To shake up the kabuki quality of the recent rounds of P5+1 talks with Iran, involving “little more than recitations of unyielding opening positions,” Jervis proposes two scenarios that might get the Supreme Leader’s attention.
“A dramatic (if unlikely) approach would be for the United States to unilaterally suspend some of its sanctions against Iran, halt all its military preparations related to Iran, or declare that the option of using force is no longer on the table,” Jervis writes. ”A more plausible scenario would be for U.S. leaders to try to communicate that they are ready for an agreement by letting the Iranian regime know that they are studying how to suspend sanctions in stages and developing various forms of security guarantees.”

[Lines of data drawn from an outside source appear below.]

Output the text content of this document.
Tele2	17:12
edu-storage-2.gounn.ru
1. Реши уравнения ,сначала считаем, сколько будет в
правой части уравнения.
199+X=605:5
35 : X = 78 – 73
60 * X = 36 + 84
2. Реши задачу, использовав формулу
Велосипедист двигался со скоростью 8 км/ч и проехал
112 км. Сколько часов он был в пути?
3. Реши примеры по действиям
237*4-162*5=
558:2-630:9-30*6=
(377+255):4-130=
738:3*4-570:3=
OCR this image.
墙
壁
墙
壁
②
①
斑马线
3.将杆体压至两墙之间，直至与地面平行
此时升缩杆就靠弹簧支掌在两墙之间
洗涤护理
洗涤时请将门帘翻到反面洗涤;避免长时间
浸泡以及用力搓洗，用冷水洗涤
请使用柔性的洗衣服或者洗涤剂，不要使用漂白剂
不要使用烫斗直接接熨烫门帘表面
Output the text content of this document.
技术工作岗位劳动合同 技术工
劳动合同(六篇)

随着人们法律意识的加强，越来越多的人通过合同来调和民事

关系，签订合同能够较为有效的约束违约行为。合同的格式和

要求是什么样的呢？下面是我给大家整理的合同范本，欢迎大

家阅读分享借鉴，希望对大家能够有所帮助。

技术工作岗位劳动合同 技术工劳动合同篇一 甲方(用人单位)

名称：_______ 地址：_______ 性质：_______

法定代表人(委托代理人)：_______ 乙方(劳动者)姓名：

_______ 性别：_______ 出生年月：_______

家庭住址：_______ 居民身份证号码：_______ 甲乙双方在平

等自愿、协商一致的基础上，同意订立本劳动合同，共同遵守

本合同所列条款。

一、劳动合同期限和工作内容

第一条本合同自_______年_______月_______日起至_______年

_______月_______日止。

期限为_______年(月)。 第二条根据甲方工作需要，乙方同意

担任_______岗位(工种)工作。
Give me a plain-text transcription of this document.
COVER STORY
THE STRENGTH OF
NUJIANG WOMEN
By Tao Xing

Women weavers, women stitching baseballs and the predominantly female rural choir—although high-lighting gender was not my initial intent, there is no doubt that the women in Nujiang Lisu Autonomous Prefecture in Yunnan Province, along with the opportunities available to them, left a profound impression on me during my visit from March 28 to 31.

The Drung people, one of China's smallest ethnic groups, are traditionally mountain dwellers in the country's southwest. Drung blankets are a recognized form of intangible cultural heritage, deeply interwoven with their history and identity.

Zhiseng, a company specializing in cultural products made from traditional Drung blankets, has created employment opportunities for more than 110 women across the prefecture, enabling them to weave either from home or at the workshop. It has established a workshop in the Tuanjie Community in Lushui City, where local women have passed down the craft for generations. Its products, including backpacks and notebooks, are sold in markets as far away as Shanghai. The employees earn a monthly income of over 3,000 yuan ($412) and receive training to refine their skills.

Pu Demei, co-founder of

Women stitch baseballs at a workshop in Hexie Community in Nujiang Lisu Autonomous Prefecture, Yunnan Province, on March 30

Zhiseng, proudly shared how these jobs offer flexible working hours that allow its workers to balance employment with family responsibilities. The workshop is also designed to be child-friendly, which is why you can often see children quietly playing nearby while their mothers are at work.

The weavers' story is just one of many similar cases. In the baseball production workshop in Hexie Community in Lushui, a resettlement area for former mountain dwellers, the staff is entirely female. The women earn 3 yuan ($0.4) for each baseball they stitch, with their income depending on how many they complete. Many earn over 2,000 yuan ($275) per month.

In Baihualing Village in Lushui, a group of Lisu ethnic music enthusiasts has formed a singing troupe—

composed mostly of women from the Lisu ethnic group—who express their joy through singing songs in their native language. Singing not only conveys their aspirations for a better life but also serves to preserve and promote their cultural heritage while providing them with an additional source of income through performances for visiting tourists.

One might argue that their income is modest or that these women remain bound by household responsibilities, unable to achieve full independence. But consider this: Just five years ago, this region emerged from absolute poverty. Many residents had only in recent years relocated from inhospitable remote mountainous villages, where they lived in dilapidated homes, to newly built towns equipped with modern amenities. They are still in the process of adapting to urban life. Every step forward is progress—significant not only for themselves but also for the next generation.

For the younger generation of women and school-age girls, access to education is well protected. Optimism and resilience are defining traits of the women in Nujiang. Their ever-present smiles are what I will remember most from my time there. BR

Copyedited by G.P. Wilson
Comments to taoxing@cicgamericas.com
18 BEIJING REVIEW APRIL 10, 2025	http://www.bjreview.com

The United States and Europe have been very effective at implementing draconian sanctions on Iran, in order to create leverage in negotiations. The hitch is that Washington’s “unwillingness to use that leverage as a bargaining chip has turned sanctions into a blunt instrument causing minimal change to Tehran’s strategic calculus-but maximum pain to innocent Iranians,” former State Department Iran analyst Reza Marashi wrote in the National Interest January 4th.
Joining the American analysts, a group of seven former Iranian reformist parliamentarians, now living in exile, called in an open letter this week for direct US-Iran negotiations and broader concessions from both sides to achieve a nuclear compromise.
“We are trying to encourage [the P5+1] to give Iran a new package,” Seyed Aliakbar Mousavi, one of the signers, who left Iran after the disputed 2009 presidential elections and now resides in the United States, told the Back Channel in an interview this week. A more generous package, he said, would increase the likelihood Iran would say yes, thus reducing the prospect for military confrontation.
With Iran heading into presidential elections in June, a new Iran cabinet will not be seated until September, Mousavi said. That boosts the importance of trying to secure an interim deal by the spring, he said.